Neuroplasticity signaling pathways linked to the pathophysiology of schizophrenia

Abstract

Schizophrenia is a severe mental illness that afflicts nearly 1% of the world's population. One of the cardinal pathological features of schizophrenia is perturbation in synaptic connectivity. Although the etiology of schizophrenia is unknown, it appears to be a developmental disorder involving the interaction of a potentially large number of risk genes, with no one gene producing a strong effect except rare, highly penetrant copy number variants. The purpose of this review is to detail how putative schizophrenia risk genes (DISC-1, neuregulin/ErbB4, dysbindin, Akt1, BDNF, and the NMDA receptor) are involved in regulating neuroplasticity and how alterations in their expression may contribute to the disconnectivity observed in schizophrenia. Moreover, this review highlights how many of these risk genes converge to regulate common neurotransmitter systems and signaling pathways. Future studies aimed at elucidating the functions of these risk genes will provide new insights into the pathophysiology of schizophrenia and will likely lead to the nomination of novel therapeutic targets for restoring proper synaptic connectivity in the brain in schizophrenia and related disorders.

Fig. 1. DISC1 Regulates Many Aspects of Neuroplasticity During Development and Adulthood

(A) Disrupted in schizophrenia 1 (DISC1) is located in the postsynaptic density (PSD) of excitatory cortical neurons. It directly interacts with the anchoring molecule PSD 95 kDa (PSD95) and kalirin-7 (Kal-7), a GDP/GTP exchange factor for the small G protein Rac1, a well-known regulator of spine morphology and plasticity. This complex is modulated by N-methyl-d-aspartate receptor (NMDAR)-dependent activity, which regulates Rac-1 mediated changes in spine morphology. (B) DISC1 regulates proliferative activity during development and in the adult hippocampus via modulation of the canonical Wnt/β-catenin signaling pathways. DISC1 directly binds to, and inhibits the activity of glycogen synthase-3β (GSK3β). This consequently increases the cytosolic concentration of β-catenin, potentiates Wnt3a signaling, and increases cell proliferation. (C) DISC1 is part of the centrosome, where it anchors other proteins such as pericentriolar material 1 (PCM1), nudE-like 1 (NDEL1), lissencephaly 1 (LIS1), Bardet-Biedl syndrome protein 4 (BBS4), and ninein to the dynein motor complex. DISC1 is important for proper functioning of this complex, which is critical for neuronal migration and neurite outgrowth. (D) In the postnatal hippocampus, through its interaction with the actin binding protein, girdin, DISC1 regulates neuronal positioning and migration, as well as axonal development. DISC1 modulates neurogenesis in the dentate gyrus of the adult hippocampus, a brain region that retains the capacity to produce neurons throughout adulthood.

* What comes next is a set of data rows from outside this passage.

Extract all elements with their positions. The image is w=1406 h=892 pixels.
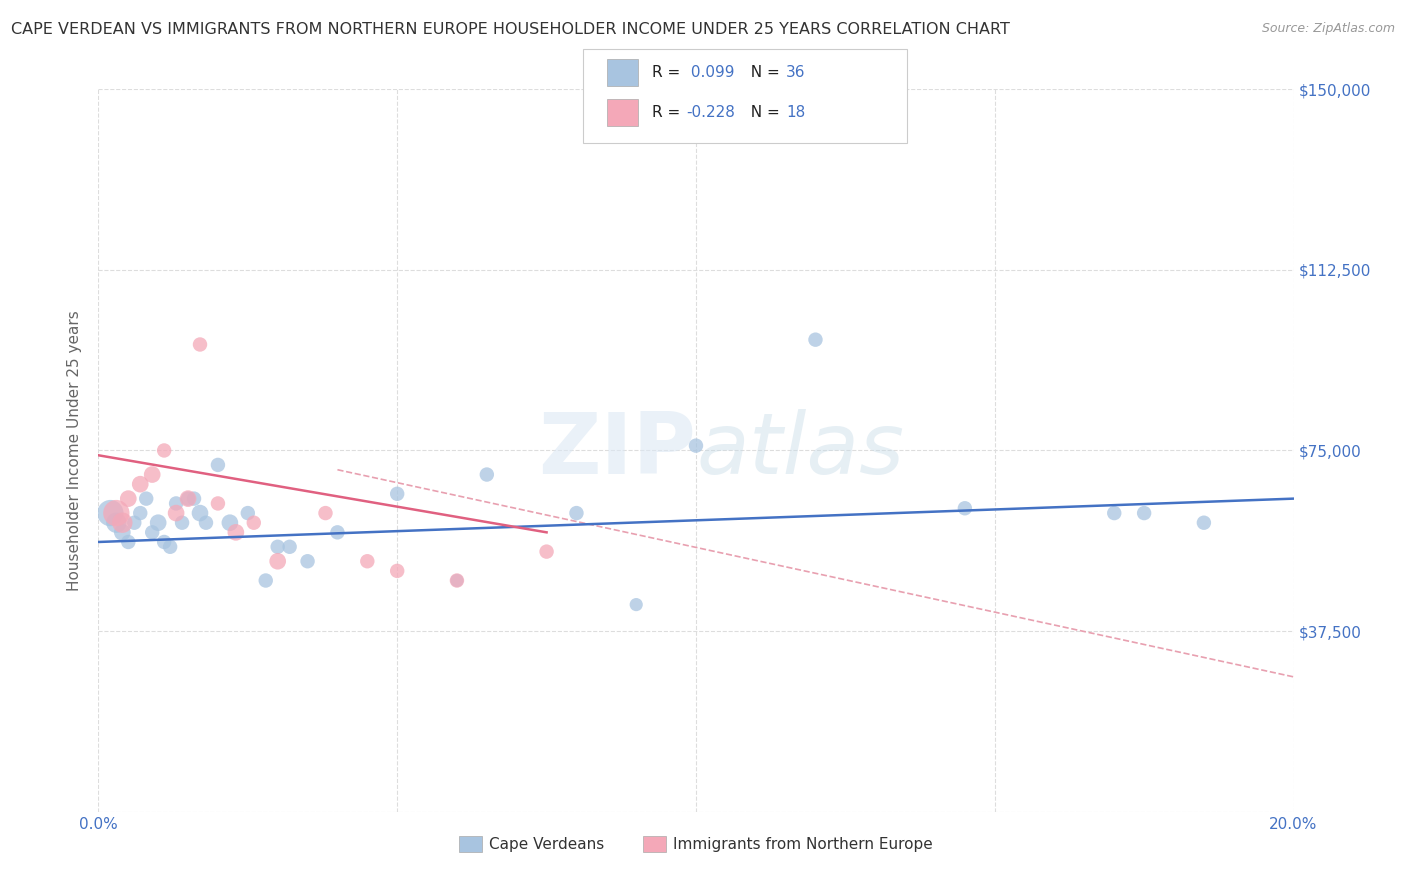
Text: -0.228: -0.228 [686,104,735,120]
Point [267,540,290,554]
Point [685,439,707,453]
Point [111,525,134,540]
Point [565,506,588,520]
Point [297,554,319,568]
Point [129,506,152,520]
Point [98,506,122,520]
Point [124,516,146,530]
Point [219,516,242,530]
Point [111,516,134,530]
Point [446,574,468,588]
Point [536,544,558,558]
Text: atlas: atlas [696,409,904,492]
Point [804,333,827,347]
Point [236,506,259,520]
Legend: Cape Verdeans, Immigrants from Northern Europe: Cape Verdeans, Immigrants from Northern … [453,830,939,858]
Point [1104,506,1126,520]
Point [141,467,163,482]
Point [626,598,648,612]
Point [165,496,187,510]
Point [172,516,194,530]
Point [385,564,409,578]
Point [165,506,187,520]
Point [315,506,337,520]
Text: R =: R = [652,65,686,80]
Point [105,516,128,530]
Point [141,525,163,540]
Point [159,540,181,554]
Point [953,501,976,516]
Point [188,337,211,351]
Point [183,491,205,506]
Point [148,516,170,530]
Y-axis label: Householder Income Under 25 years: Householder Income Under 25 years [67,310,83,591]
Point [207,496,229,510]
Point [243,516,266,530]
Text: 0.099: 0.099 [686,65,734,80]
Point [475,467,498,482]
Text: ZIP: ZIP [538,409,696,492]
Point [225,525,247,540]
Text: N =: N = [741,104,785,120]
Point [356,554,378,568]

DISC1 controls the timing of integration, dendritic arborization, and soma size of the newborn neurons. It does this by binding to, and inhibiting KIAA1212 (also known as girdin), an activator of Akt. This leads to reduced Akt signaling and reduced activation of its downstream substrate, mammalian target of rapamycin (mTOR).

Fig. 2. Dysbindin and Neuregulin1/ErbB4 regulate multiple neurotransmitter systems

(A) Glutamatergic transmission is modulated both pre- and postsynaptically by neuregulin-1 (NRG1) and dysbindin. In the presynaptic neuron, dysbindin increases glutamate release, while postsynaptically it inhibits the surface expression of NR2A, but not NR2B, subunit containing N-methyl-d-aspartate receptors (NMDARs). The mechanism underlying these trafficking effects is unknown. ErbB4 interacts and co-localizes with the scaffolding protein postsynaptic density 95 kDa (PSD95). NRG1 through ErbB4 signaling suppresses the induction and expression of long-term potentiation (LTP) at glutamatergic synapses in the hippocampus. Recent evidence suggests that NRG1/ErbB4 signaling most critically impacts glutamatergic transmission onto GABAergic interneurons, namely those expressing parvalbumin (PV+). (B) With respect to dopaminergic signaling, dysbindin negatively regulates the surface expression of dopamine type-2 (D2), but not D1 receptors by affecting recycling and insertion, rather than endocytosis. NRG1 stimulates hippocampal dopamine release, however the mechanism is unknown. (C) ErbB4 is present in the presynaptic terminals of GABAergic interneurons and stimulation of these presynaptic receptors by NRG1 enhances activity-dependent GABA release through presently unidentified mechanisms. In PV+ chandelier and basket cells, ErbB4 is also localized to axon terminals and PSDs that receive glutamatergic input. Furthermore, evidence suggests that NRG1/ErbB4 signaling in PV+ interneurons is important for synchronizing pyramidal cell activity in several brain regions.